Binary text classification - Help in process needed.
Hey guys,
We want to do a binary classification on a text data set with the distribution 80% negative class, 20% positive class. In order to reach maximum statistical meaningfulness, we want to do so by using 10-fold cross validation.
If we model this within Rapidminer, we are unsuccessful since it doesn’t output any statistical metrics (like precision, recall, etc):
We found a workaround that works, but it doesn’t make any sense out of a ML perspective: If we first divide into training or test and then use 10-fold-crossvalidation it works — But the training or test split should be part of the crossvaligdation (9 training folds, 1 test fold, 10 iterations). So right now the only way to get this working is by FIRST dividing into test and training and THEN use X-Validation. Did we model it the right way or did we miss anything?
If you need any more information for helping us, just comment.
Thank you very much in advanced.
Best regards!
Answers
Ok, silly questions but did you set a label role in your data set?
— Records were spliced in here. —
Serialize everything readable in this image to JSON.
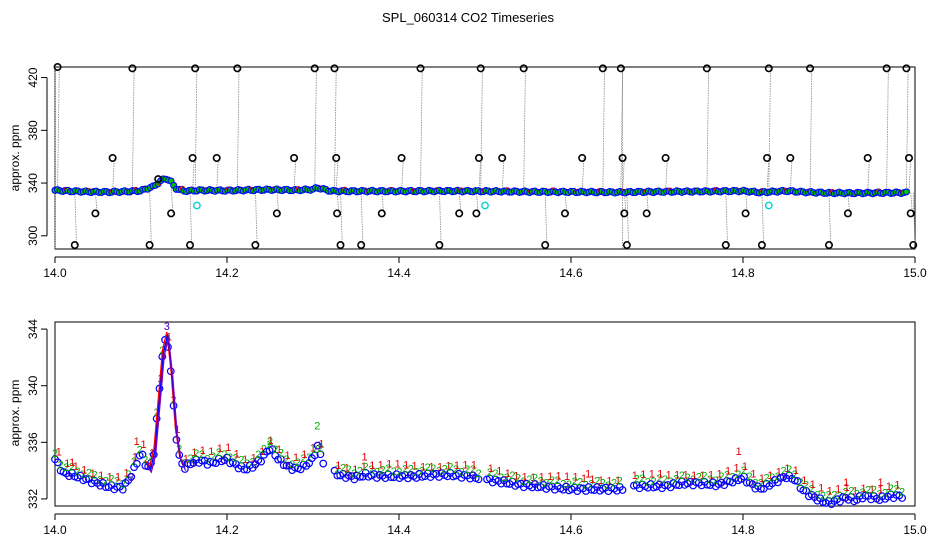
{
  "chart_data": [
    {
      "type": "line",
      "title": "SPL_060314  CO2 Timeseries",
      "xlabel": "",
      "ylabel": "approx. ppm",
      "xlim": [
        14.0,
        15.0
      ],
      "ylim": [
        290,
        428
      ],
      "x_ticks": [
        14.0,
        14.2,
        14.4,
        14.6,
        14.8,
        15.0
      ],
      "x_tick_labels": [
        "14.0",
        "14.2",
        "14.4",
        "14.6",
        "14.8",
        "15.0"
      ],
      "y_ticks": [
        300,
        340,
        380,
        420
      ],
      "y_tick_labels": [
        "300",
        "340",
        "380",
        "420"
      ],
      "colors": {
        "raw": "#000000",
        "line": "#888888",
        "clean": "#0000ff",
        "fill": "#00c000",
        "flag": "#ff0000",
        "cyan": "#00d0d0"
      },
      "baseline_points": [
        [
          14.0,
          334.5
        ],
        [
          14.02,
          333.8
        ],
        [
          14.04,
          333.4
        ],
        [
          14.06,
          333.2
        ],
        [
          14.08,
          333.5
        ],
        [
          14.1,
          334.2
        ],
        [
          14.115,
          337.5
        ],
        [
          14.125,
          342.5
        ],
        [
          14.13,
          343.5
        ],
        [
          14.135,
          341.0
        ],
        [
          14.14,
          336.0
        ],
        [
          14.15,
          334.0
        ],
        [
          14.17,
          334.5
        ],
        [
          14.2,
          334.3
        ],
        [
          14.25,
          335.0
        ],
        [
          14.28,
          334.6
        ],
        [
          14.3,
          335.2
        ],
        [
          14.305,
          336.5
        ],
        [
          14.32,
          334.0
        ],
        [
          14.34,
          333.8
        ],
        [
          14.36,
          333.9
        ],
        [
          14.4,
          333.8
        ],
        [
          14.45,
          334.0
        ],
        [
          14.5,
          333.8
        ],
        [
          14.55,
          333.4
        ],
        [
          14.6,
          333.3
        ],
        [
          14.64,
          333.1
        ],
        [
          14.66,
          333.0
        ],
        [
          14.68,
          333.3
        ],
        [
          14.72,
          333.5
        ],
        [
          14.76,
          333.7
        ],
        [
          14.8,
          334.0
        ],
        [
          14.82,
          332.9
        ],
        [
          14.85,
          334.0
        ],
        [
          14.87,
          333.2
        ],
        [
          14.9,
          332.5
        ],
        [
          14.93,
          332.4
        ],
        [
          14.96,
          332.6
        ],
        [
          14.99,
          332.7
        ]
      ],
      "outliers": [
        [
          14.003,
          428
        ],
        [
          14.023,
          293
        ],
        [
          14.047,
          317
        ],
        [
          14.067,
          359
        ],
        [
          14.09,
          427
        ],
        [
          14.11,
          293
        ],
        [
          14.12,
          343
        ],
        [
          14.135,
          317
        ],
        [
          14.157,
          293
        ],
        [
          14.16,
          359
        ],
        [
          14.163,
          427
        ],
        [
          14.188,
          359
        ],
        [
          14.212,
          427
        ],
        [
          14.233,
          293
        ],
        [
          14.258,
          317
        ],
        [
          14.278,
          359
        ],
        [
          14.302,
          427
        ],
        [
          14.325,
          427
        ],
        [
          14.327,
          359
        ],
        [
          14.328,
          317
        ],
        [
          14.332,
          293
        ],
        [
          14.356,
          293
        ],
        [
          14.38,
          317
        ],
        [
          14.403,
          359
        ],
        [
          14.425,
          427
        ],
        [
          14.447,
          293
        ],
        [
          14.47,
          317
        ],
        [
          14.49,
          317
        ],
        [
          14.493,
          359
        ],
        [
          14.495,
          427
        ],
        [
          14.52,
          359
        ],
        [
          14.545,
          427
        ],
        [
          14.57,
          293
        ],
        [
          14.593,
          317
        ],
        [
          14.613,
          359
        ],
        [
          14.637,
          427
        ],
        [
          14.658,
          427
        ],
        [
          14.66,
          359
        ],
        [
          14.662,
          317
        ],
        [
          14.665,
          293
        ],
        [
          14.688,
          317
        ],
        [
          14.71,
          359
        ],
        [
          14.758,
          427
        ],
        [
          14.78,
          293
        ],
        [
          14.803,
          317
        ],
        [
          14.822,
          293
        ],
        [
          14.828,
          359
        ],
        [
          14.83,
          427
        ],
        [
          14.855,
          359
        ],
        [
          14.878,
          427
        ],
        [
          14.9,
          293
        ],
        [
          14.922,
          317
        ],
        [
          14.945,
          359
        ],
        [
          14.967,
          427
        ],
        [
          14.99,
          427
        ],
        [
          14.993,
          359
        ],
        [
          14.995,
          317
        ],
        [
          14.998,
          293
        ]
      ],
      "cyan_points": [
        [
          14.165,
          323
        ],
        [
          14.5,
          323
        ],
        [
          14.83,
          323
        ]
      ]
    },
    {
      "type": "scatter",
      "title": "",
      "xlabel": "",
      "ylabel": "approx. ppm",
      "xlim": [
        14.0,
        15.0
      ],
      "ylim": [
        331.5,
        344.5
      ],
      "x_ticks": [
        14.0,
        14.2,
        14.4,
        14.6,
        14.8,
        15.0
      ],
      "x_tick_labels": [
        "14.0",
        "14.2",
        "14.4",
        "14.6",
        "14.8",
        "15.0"
      ],
      "y_ticks": [
        332,
        336,
        340,
        344
      ],
      "y_tick_labels": [
        "332",
        "336",
        "340",
        "344"
      ],
      "series": [
        {
          "name": "1",
          "color": "#e00000"
        },
        {
          "name": "2",
          "color": "#00b000"
        },
        {
          "name": "3",
          "color": "#4000c0"
        },
        {
          "name": "0",
          "color": "#0000ff"
        }
      ],
      "series_points": [
        [
          14.0,
          335.0
        ],
        [
          14.01,
          334.0
        ],
        [
          14.02,
          333.9
        ],
        [
          14.03,
          333.7
        ],
        [
          14.04,
          333.5
        ],
        [
          14.05,
          333.3
        ],
        [
          14.06,
          333.1
        ],
        [
          14.07,
          333.0
        ],
        [
          14.08,
          333.0
        ],
        [
          14.09,
          334.0
        ],
        [
          14.1,
          335.5
        ],
        [
          14.105,
          334.7
        ],
        [
          14.11,
          334.3
        ],
        [
          14.115,
          335.5
        ],
        [
          14.12,
          339.0
        ],
        [
          14.125,
          342.5
        ],
        [
          14.13,
          343.8
        ],
        [
          14.135,
          341.0
        ],
        [
          14.14,
          337.0
        ],
        [
          14.145,
          335.0
        ],
        [
          14.15,
          334.4
        ],
        [
          14.16,
          334.8
        ],
        [
          14.17,
          334.9
        ],
        [
          14.18,
          334.7
        ],
        [
          14.19,
          334.9
        ],
        [
          14.2,
          335.0
        ],
        [
          14.21,
          334.6
        ],
        [
          14.22,
          334.3
        ],
        [
          14.23,
          334.5
        ],
        [
          14.24,
          335.0
        ],
        [
          14.25,
          335.8
        ],
        [
          14.26,
          335.0
        ],
        [
          14.27,
          334.5
        ],
        [
          14.28,
          334.3
        ],
        [
          14.29,
          334.5
        ],
        [
          14.3,
          335.0
        ],
        [
          14.305,
          336.0
        ],
        [
          14.31,
          335.0
        ],
        [
          14.32,
          334.2
        ],
        [
          14.33,
          333.9
        ],
        [
          14.34,
          333.8
        ],
        [
          14.35,
          333.7
        ],
        [
          14.36,
          333.9
        ],
        [
          14.38,
          333.8
        ],
        [
          14.4,
          333.8
        ],
        [
          14.42,
          333.8
        ],
        [
          14.44,
          333.9
        ],
        [
          14.46,
          333.9
        ],
        [
          14.48,
          333.8
        ],
        [
          14.5,
          333.6
        ],
        [
          14.52,
          333.4
        ],
        [
          14.54,
          333.2
        ],
        [
          14.56,
          333.1
        ],
        [
          14.58,
          333.0
        ],
        [
          14.6,
          332.9
        ],
        [
          14.62,
          332.9
        ],
        [
          14.64,
          332.9
        ],
        [
          14.66,
          332.9
        ],
        [
          14.67,
          333.1
        ],
        [
          14.69,
          333.1
        ],
        [
          14.71,
          333.1
        ],
        [
          14.73,
          333.3
        ],
        [
          14.75,
          333.3
        ],
        [
          14.77,
          333.2
        ],
        [
          14.79,
          333.5
        ],
        [
          14.8,
          333.7
        ],
        [
          14.81,
          333.2
        ],
        [
          14.82,
          332.9
        ],
        [
          14.83,
          333.2
        ],
        [
          14.84,
          333.5
        ],
        [
          14.85,
          333.8
        ],
        [
          14.86,
          333.6
        ],
        [
          14.87,
          332.8
        ],
        [
          14.88,
          332.4
        ],
        [
          14.89,
          332.1
        ],
        [
          14.9,
          331.9
        ],
        [
          14.91,
          332.1
        ],
        [
          14.92,
          332.3
        ],
        [
          14.93,
          332.1
        ],
        [
          14.94,
          332.4
        ],
        [
          14.95,
          332.3
        ],
        [
          14.96,
          332.2
        ],
        [
          14.97,
          332.4
        ],
        [
          14.98,
          332.4
        ]
      ],
      "top_labels": [
        [
          14.02,
          334.6,
          "1"
        ],
        [
          14.095,
          336.1,
          "1"
        ],
        [
          14.13,
          344.2,
          "3"
        ],
        [
          14.25,
          336.1,
          "2"
        ],
        [
          14.305,
          337.2,
          "2"
        ],
        [
          14.36,
          335.0,
          "1"
        ],
        [
          14.62,
          333.8,
          "1"
        ],
        [
          14.795,
          335.4,
          "1"
        ],
        [
          14.92,
          333.2,
          "1"
        ],
        [
          14.96,
          333.2,
          "1"
        ]
      ]
    }
  ]
}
This sounds like a strange problem, but it's very hard to troubleshoot from a screenshot of a process--can you post the process itself for review? You can export it from the file menu and attach it as a file.
Thanks,
Lindon Ventures
Data Science Consulting from Certified RapidMiner Experts
Hey T-Bone,
yes I set a label role
Regards,
Hey Brian,
thank you for your answer.
Here is the process which gives me results but makes no sense
It would be great if you could help me. If you need any more information I am happy to provide them
Best regards,
Thiemo
I would double check your process, something doesn't appear to be correct because I can easily extract P/R's and confusion matrix.
See the sample XML below. This process takes Tweets, does a bit of processing up front and generates a random label. The Process Documents from Data operator then processes them to TF-IDF (you can select Binary Occurances) and spits out the confusion matrix.
Hi @thiemo,
I took your original process, and modified it only by inputting a simple toy example set using the identical Excel format (since I don't have your original dataset). Then I removed your outer split validation, and ran it again only using the cross-validation that you had as an inner operator. And it works fine! Here's the modified process. So if you are having problems, I suspect it must be something strange related to your original dataset. There's nothing that appears to be wrong with the process or with the cross-validation operator. Sorry I couldn't be more definitive.
Lindon Ventures
Data Science Consulting from Certified RapidMiner Experts
And here's the Excel file I used as input in case you are interested.
Lindon Ventures
Data Science Consulting from Certified RapidMiner Experts
Hey Brian,
thank you very much for your solution. I downloaded the process and the excel and tried it and it works perfectly, but I do not get the performance parameters such as accurancy, recall, precision and the AUC?
How can I use this process and receive those 4 parameters?
Regards,
Thiemo
Hi @thiemo,
I'm not sure what you mean--those performance metrics are all available in the performance tab output from the process when it runs. See the attached screenshot. This is part of the output for the process I supplied with no changes. Of course, the values are useless with my test examples since there are only 10 of them, but you can see that AUC, accuracy, precision, and recall are all available. If you run it on a larger dataset then they should all be there.
Lindon Ventures
Data Science Consulting from Certified RapidMiner Experts
Hi Biran,
thanks again for the quick answer.
However, if I take the process you uploaded and use the excel of you, I get an result but not the statistical paremeters such as precision and recall.
Did you do anything special while importing the data? I just set the type of need data to binominal. What can I do to get the precison and recall for the data?
Thanks you and best regards,
Thiemo
What you see in the Statistics tab is just some basic descriptive statistics of your data set, there will be no P/R or confusion matrix because you didn't do any modeling yet. This view is similar to a summary or head command in Python/R.
You need to attached a Cross Validation operator with a machine learning algoritm emebded + performance operator to generate the P/R's and confusion matrix.
Hi T-Bone,
thank you for the answer.
Exaclty this was my intitial problem. If I add another corss validation operater with a performance operator around the actual process, then it makes no sense anymore, right?
Regards,
Thiemo
From that point in your process (where you show the staistics tab) now connect a Cross Validation operator (insert your algo in the Training side and an Apply Model and Performance operator) THEN connect the "Per" port on the Cross VAlidation to the Results port. This will out put the P/R's etc for you.